The boys are back in town!

This just came in from Chaim... more photos at the bottom...what a wonderful way to kick-off Pesach!

Hello David,

We are back in Israel after our week in Poland. It was an excellent trip, and our visit to Przemysl was definitely a highlight.

On Thursday afternoon, after visiting the site of the Belzec death camp, our group got on the bus and headed to Przemysl. None of us (including our guide) had been there before so we did not know what to expect.

On the way, we called Lukasz Biedka with whom I had made contact through this blog. Lukasz said he would be happy to meet our group and gave the bus driver instructions on where to pick him up.

Lukasz was an excellent guide. He first brought us to the Jewish cemetery and pointed out the spot of the Scheinbach shul along the way.

We then got back on the bus and drove across the river to the old Zasanie Synagogue (now, abandoned). It was late afternoon by that point and our group had not yet davened mincha. Our guide noted that "shuls are meant for prayer" so we stood outside the fence of the shul and I led the group in the afternoon service. The attendants at the gas station next door were certainly intriguied with what they saw...

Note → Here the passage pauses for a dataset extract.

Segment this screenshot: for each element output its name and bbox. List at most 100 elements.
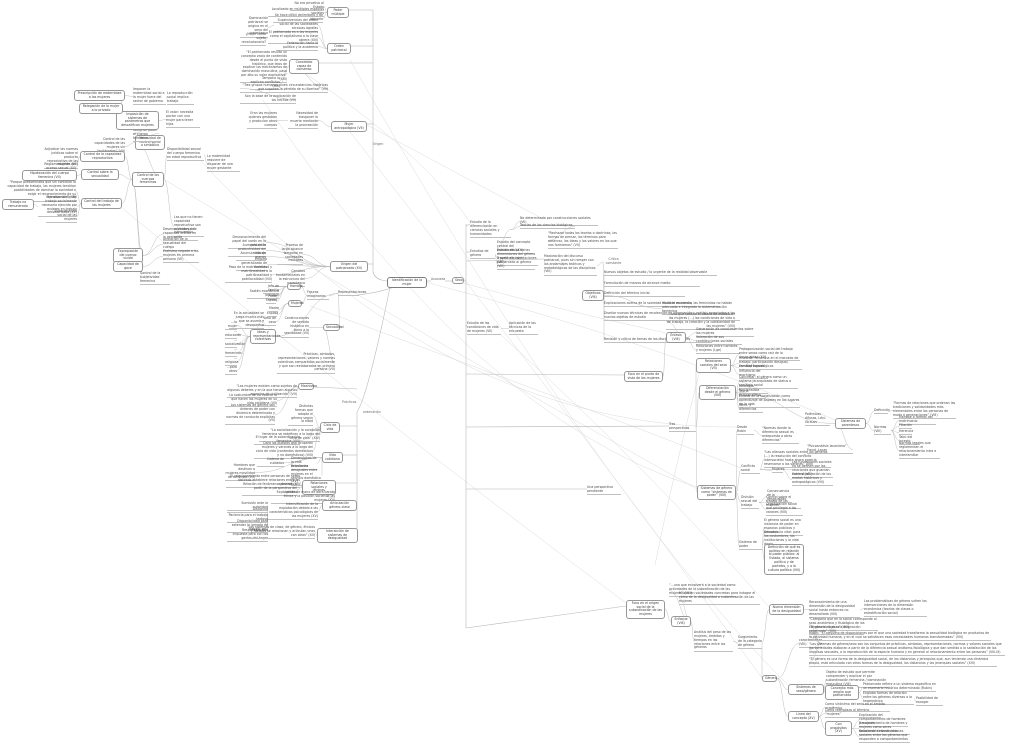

At that point, we had already been in in Przemysl for an hour and our schedule called for us to leave and head to Krakow, but Lukasz insisited that he show us the old ghetto. So, we jumped back on the bus and drove over the river once more. Lukasz told us the story of the ghetto and showed us around. He then brought us the the memorial of the mass shootings which stands behind the prison. We said kaddish and lit candles.

Although I was the only one from the group who had a family connetion to Przemysl, everyone got a lot out of our visit. Prezmysl is a beautiful town and it was easy for us to imagine what it must have been like with its once thriving Jewish community.

As promised, I attached some photos of our visit to this e-mail.

Thanks again for starting this blog. It proved to be an invaluable resource for our visit.

Chag Kasher v'sameach,

I did a little more research on Horodek (the birth place of my grandfather). Turns out that it is, in fact, about 80km south or Przemysl. It was within the region of Lisko (now Lesko).